WASHINGTON (CN) – The Supreme Court on Wednesday allowed the Trump administration’s restrictions on asylum claims at the southern border to take effect, temporarily lifting a federal judge’s nationwide injunction issued in July.

The policy, announced July 16, generally makes people who arrive at the southern border ineligible for asylum unless they first sought asylum in a country they passed through on their way to the United States. A collection of immigrants’ rights groups immediately challenged the policy and on July 24 a federal judge in California blocked it from going into effect.

The Trump administration appealed, while at the same time asking the Ninth Circuit to stay the injunction as the case went forward. The Ninth Circuit limited the scope of the injunction in August, and then again on Wednesday after the federal judge bucked the initial stay and reinstated the nationwide injunction.

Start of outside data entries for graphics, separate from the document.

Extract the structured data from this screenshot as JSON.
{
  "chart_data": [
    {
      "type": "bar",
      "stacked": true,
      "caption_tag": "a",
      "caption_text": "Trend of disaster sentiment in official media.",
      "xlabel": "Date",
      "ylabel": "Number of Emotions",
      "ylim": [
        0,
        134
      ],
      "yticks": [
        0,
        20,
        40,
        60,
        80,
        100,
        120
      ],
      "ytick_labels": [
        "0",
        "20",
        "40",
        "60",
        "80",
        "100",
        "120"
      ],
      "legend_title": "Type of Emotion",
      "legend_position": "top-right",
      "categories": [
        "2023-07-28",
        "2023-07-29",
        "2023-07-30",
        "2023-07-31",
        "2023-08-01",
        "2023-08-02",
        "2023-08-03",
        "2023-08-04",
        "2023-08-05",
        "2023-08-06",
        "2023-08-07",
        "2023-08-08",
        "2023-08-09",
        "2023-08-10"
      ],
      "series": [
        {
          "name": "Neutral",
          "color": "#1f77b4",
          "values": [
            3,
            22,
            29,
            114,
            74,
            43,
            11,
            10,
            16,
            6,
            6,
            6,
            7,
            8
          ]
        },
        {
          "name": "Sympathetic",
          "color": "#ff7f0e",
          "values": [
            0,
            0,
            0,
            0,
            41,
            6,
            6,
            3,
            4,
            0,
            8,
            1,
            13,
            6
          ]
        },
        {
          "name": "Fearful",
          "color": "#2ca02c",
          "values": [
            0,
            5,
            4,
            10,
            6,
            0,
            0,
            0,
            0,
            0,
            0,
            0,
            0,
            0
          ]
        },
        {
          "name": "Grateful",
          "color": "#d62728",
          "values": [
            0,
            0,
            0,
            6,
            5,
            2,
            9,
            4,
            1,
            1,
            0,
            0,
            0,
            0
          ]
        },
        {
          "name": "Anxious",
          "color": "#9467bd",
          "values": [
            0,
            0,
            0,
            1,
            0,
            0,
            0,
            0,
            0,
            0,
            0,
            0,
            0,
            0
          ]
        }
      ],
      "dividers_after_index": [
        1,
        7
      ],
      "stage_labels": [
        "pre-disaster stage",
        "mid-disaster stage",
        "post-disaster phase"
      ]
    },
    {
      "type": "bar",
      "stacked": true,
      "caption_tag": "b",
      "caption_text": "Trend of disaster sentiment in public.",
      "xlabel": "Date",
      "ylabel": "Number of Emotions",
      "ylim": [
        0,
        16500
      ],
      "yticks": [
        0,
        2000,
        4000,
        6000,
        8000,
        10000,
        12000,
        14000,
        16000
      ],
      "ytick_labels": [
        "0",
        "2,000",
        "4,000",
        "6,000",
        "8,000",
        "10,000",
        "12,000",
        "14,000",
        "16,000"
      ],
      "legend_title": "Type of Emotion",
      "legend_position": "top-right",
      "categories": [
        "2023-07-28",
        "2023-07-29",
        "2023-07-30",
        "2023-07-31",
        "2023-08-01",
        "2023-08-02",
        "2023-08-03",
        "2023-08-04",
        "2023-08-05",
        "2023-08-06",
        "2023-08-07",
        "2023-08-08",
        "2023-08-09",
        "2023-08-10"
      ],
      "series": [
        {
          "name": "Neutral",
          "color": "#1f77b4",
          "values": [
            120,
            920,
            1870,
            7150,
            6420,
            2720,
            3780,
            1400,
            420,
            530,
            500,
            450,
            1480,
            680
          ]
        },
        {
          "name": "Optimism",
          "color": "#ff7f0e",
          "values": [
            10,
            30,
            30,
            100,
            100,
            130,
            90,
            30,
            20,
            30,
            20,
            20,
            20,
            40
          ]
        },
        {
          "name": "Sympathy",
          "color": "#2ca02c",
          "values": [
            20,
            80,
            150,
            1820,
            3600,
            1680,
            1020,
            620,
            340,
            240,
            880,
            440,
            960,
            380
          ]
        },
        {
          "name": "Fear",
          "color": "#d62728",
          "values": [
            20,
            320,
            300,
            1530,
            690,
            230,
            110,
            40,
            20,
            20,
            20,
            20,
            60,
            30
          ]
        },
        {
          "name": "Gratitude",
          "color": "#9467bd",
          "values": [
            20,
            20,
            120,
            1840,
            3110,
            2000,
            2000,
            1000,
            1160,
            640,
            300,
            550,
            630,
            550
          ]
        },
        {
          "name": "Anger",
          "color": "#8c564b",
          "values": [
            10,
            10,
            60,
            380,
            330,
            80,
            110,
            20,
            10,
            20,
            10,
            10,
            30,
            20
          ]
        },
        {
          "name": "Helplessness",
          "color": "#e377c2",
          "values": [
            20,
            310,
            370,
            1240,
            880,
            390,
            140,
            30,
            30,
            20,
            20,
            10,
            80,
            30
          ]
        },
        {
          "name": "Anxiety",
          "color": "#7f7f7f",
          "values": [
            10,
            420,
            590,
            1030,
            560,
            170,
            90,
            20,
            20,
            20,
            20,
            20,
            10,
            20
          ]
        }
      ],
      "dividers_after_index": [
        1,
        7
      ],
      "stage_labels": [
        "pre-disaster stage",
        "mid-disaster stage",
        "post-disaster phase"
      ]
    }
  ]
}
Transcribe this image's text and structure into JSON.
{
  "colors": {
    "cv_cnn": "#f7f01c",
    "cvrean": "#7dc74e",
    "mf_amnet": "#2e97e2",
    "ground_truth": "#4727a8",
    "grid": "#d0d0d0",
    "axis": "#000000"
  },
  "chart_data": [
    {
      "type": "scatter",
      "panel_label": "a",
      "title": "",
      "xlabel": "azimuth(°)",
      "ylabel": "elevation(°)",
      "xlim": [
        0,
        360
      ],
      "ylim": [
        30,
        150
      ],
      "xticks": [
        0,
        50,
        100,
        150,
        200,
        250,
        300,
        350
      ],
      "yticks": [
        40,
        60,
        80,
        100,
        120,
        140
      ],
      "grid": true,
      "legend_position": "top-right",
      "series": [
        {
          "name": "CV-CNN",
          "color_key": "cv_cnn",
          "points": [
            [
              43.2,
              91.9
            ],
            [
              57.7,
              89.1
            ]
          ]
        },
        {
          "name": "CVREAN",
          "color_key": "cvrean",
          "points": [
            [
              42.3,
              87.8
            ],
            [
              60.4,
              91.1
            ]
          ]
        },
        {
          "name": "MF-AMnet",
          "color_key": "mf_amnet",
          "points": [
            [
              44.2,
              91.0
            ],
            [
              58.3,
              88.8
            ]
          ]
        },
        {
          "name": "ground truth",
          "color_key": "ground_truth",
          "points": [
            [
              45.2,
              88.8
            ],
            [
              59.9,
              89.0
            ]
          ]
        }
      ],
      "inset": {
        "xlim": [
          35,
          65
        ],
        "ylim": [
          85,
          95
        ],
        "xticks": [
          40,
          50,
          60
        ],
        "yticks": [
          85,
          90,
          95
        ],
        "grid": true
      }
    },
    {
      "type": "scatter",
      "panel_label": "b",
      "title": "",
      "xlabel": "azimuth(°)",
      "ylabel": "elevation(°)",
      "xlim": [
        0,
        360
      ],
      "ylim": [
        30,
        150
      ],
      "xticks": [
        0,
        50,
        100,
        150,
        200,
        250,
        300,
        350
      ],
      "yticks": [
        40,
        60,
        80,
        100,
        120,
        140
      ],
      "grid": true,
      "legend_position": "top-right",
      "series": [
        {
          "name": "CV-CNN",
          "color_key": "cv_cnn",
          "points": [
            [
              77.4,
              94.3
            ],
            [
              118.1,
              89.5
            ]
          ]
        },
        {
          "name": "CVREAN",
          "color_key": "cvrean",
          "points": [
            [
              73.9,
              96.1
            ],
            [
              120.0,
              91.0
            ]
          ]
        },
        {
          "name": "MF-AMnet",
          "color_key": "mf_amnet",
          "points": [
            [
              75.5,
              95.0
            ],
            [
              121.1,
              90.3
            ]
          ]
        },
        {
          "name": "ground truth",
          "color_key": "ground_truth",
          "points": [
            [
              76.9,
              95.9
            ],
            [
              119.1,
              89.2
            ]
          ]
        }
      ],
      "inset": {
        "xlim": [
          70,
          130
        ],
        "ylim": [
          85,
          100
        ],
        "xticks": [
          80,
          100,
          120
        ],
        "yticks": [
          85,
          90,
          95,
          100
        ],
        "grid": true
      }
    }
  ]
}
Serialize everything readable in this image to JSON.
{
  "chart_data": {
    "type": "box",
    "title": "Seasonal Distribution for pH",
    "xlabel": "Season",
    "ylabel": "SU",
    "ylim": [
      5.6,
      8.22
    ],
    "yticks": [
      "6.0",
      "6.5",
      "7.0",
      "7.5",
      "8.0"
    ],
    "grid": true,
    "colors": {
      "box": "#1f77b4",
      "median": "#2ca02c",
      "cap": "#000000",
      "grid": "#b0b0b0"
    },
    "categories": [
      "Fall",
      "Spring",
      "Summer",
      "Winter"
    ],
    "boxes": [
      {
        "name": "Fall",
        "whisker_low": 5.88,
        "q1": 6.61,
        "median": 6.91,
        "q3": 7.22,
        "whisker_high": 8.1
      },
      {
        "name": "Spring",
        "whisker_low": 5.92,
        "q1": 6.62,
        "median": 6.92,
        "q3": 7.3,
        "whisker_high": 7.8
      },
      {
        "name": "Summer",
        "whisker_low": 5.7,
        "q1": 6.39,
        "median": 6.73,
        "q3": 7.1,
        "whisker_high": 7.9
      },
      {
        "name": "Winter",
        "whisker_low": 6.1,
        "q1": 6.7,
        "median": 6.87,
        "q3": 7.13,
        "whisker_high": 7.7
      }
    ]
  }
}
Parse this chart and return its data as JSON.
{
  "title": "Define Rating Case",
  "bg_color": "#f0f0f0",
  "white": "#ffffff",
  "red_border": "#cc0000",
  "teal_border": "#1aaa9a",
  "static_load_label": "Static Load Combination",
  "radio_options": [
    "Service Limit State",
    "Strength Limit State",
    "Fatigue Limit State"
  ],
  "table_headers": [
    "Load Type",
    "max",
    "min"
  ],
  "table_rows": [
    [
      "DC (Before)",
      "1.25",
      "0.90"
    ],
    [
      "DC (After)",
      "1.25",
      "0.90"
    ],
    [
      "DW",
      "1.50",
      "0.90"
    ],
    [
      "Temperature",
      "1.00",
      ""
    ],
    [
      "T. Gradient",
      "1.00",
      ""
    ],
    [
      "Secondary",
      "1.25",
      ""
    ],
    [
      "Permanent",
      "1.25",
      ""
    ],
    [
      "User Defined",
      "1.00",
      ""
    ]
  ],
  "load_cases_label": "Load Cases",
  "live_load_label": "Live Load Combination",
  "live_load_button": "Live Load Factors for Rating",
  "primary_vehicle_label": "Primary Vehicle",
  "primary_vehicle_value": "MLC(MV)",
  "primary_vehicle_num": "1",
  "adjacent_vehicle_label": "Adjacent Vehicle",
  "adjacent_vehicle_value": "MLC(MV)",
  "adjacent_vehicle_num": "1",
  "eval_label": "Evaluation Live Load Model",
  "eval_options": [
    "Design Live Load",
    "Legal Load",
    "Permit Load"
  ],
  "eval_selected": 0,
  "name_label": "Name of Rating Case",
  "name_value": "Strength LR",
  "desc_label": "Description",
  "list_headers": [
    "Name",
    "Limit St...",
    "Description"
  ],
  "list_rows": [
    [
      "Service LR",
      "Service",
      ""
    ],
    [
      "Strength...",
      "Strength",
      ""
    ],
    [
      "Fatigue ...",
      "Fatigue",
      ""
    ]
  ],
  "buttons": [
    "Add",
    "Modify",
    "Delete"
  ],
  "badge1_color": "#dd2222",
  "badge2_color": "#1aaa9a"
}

But the Supreme Court stepped in later Wednesday and totally lifted the injunction in a one-paragraph, unsigned order released Wednesday afternoon. The stay on the injunction will remain in effect until the court either declines to hear the case or makes a final decision on the merits.

Justice Sonia Sotomayor, joined by Justice Ruth Bader Ginsburg, dissented, calling the government’s request for the high court to lift the injunction “extraordinary.” She faulted the Trump administration for skirting normal administrative procedures when it issued the rule and her colleagues for jumping into the case while it is still working through the appeals process.

“By granting a stay, the court simultaneously lags behind and jumps ahead of the courts below,” Sotomayor wrote. “And in doing so, the court sidesteps the ordinary judicial process to allow the government to implement a rule that bypassed the ordinary rulemaking process. I fear that the court’s precipitous action today risks undermining the interbranch governmental processes that encourage deliberation, public participation and transparency.”

Lee Gelernt, an ACLU attorney who is handling the case for the plaintiffs, said the Supreme Court’s move is not the end of the case.

“This is just a temporary step and we’re hopeful we’ll prevail at the end of the day,” Gelernt said in a statement. “The lives of thousands of families are at stake.”